Людей ценили за общительность. Приличествовало быть простым, прямодушным и учтивым. Незыблемому правилу вежливо приветствовать друг друга при встрече не подчинялись только «несмышленые» дети и «грубияны-рабочие». Стоило кому-то возлюбить одиночество, и он тут же рисковал прослыть «медведем». Жить одному (презрение холостякам и старым девам!), ни с кем не разговаривать – значит, не подчиняться человеческому предназначению: «Живут как дикари!» Да еще демонстративно не интересоваться самым интересным – чужой жизнью. То есть нарушать извечный обычай. При этом все дружно недолюбливали чересчур назойливых людей, которые дневали и ночевали у друзей и соседей: о гордости тоже не пристало забывать.

Превыше всего ценилась учтивость: она служила главным мерилом общественного мнения. Учтивость, в частности, предписывала:

– за обед воздавать обедом и за подарок – подарком;

– строго соблюдать старшинство в новогодних поздравлениях;

– не беспокоить людей, заявляясь в гости без предупреждения и надоедая бесцеремонными расспросами;

– не обижать отказом принять приглашение или попробовать предложенный бисквит и т. д.

Правила вежливости требовали быть учтивым, не проявляя при этом любопытства: проходя по общему двору, не полагалось заглядывать в чужие дома – не потому что не хочется туда заглянуть, а потому что чужое любопытство не должно быть замечено. Взаимные приветствия во время уличной встречи: поздоровались с вами или нет, а если да, то с какой интонацией – сдержанно или сердечно, замедлили шаг, чтобы пожать руку, или буркнули что-то на ходу – все эти нюансы придирчиво анализировали: «Он, видно, меня не заметил», «он, должно быть, спешил». Люди не прощали тех, кто пренебрегал окружающими: «Да он ни на кого не смотрит!»

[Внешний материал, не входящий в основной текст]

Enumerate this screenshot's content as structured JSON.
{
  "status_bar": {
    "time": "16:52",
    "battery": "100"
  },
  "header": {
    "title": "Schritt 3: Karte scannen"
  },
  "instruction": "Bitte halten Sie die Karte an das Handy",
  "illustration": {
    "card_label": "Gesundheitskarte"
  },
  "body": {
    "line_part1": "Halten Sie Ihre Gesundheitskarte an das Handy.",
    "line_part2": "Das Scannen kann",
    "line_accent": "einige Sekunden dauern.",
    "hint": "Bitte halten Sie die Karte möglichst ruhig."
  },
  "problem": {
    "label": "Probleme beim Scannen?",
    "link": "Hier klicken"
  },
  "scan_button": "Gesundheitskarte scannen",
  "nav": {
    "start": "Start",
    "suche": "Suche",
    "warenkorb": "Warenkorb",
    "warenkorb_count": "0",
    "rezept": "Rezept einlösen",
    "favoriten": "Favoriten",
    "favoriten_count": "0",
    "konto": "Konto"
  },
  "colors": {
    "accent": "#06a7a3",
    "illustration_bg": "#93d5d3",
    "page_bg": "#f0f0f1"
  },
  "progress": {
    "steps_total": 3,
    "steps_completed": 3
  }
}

Но в семьях – между мужем и женой, родителями и детьми – вежливость и прочие церемонии казались совершенно излишними и даже вызывали недоверие как признаки затаенной злобы и лицемерия. Грубость, ожесточение, перебранки были самым привычным делом в семейных отношениях.

Быть как все – вот главная задача и всеобщий идеал. Оригинальность воспринимали как эксцентричность и даже чокнутость. Всех собак нашего квартала звали Мике или Бобби.

В «кафе-бакалее» наша жизнь протекает на глазах у людей, которых мы называем клиентами. Они видят, как мы едим, ходим к службе, а я – в школу, слышат, как мы моемся в углу кухни, справляем нужду в ведро. Постоянная жизнь на виду у посторонних обязывает нас вести себя прилично (не ругаться, не произносить бранных слов и не отзываться дурно о других), не выражать вслух своих чувств – ни гнева, ни горя, утаивать все, что может вызвать зависть, любопытство или стать поводом для сплетен. Мы многое знаем о наших клиентах, источниках их существования и образе жизни, но негласное правило требует, чтобы они не знали о нас ничего или как можно меньше. Итак, «на людях» ни в коем случае нельзя проговориться, сколько заплачено за новую обувь, жаловаться на боли в животе или рассказывать о хороших отметках, полученных в школе, – отсюда привычка торопливо прикрывать тряпкой торт и прятать бутылку вина под стол, если пожаловал неожиданный клиент. А для семейных ссор выбирать время, когда все клиенты расходятся по домам. Иначе что о нас подумают?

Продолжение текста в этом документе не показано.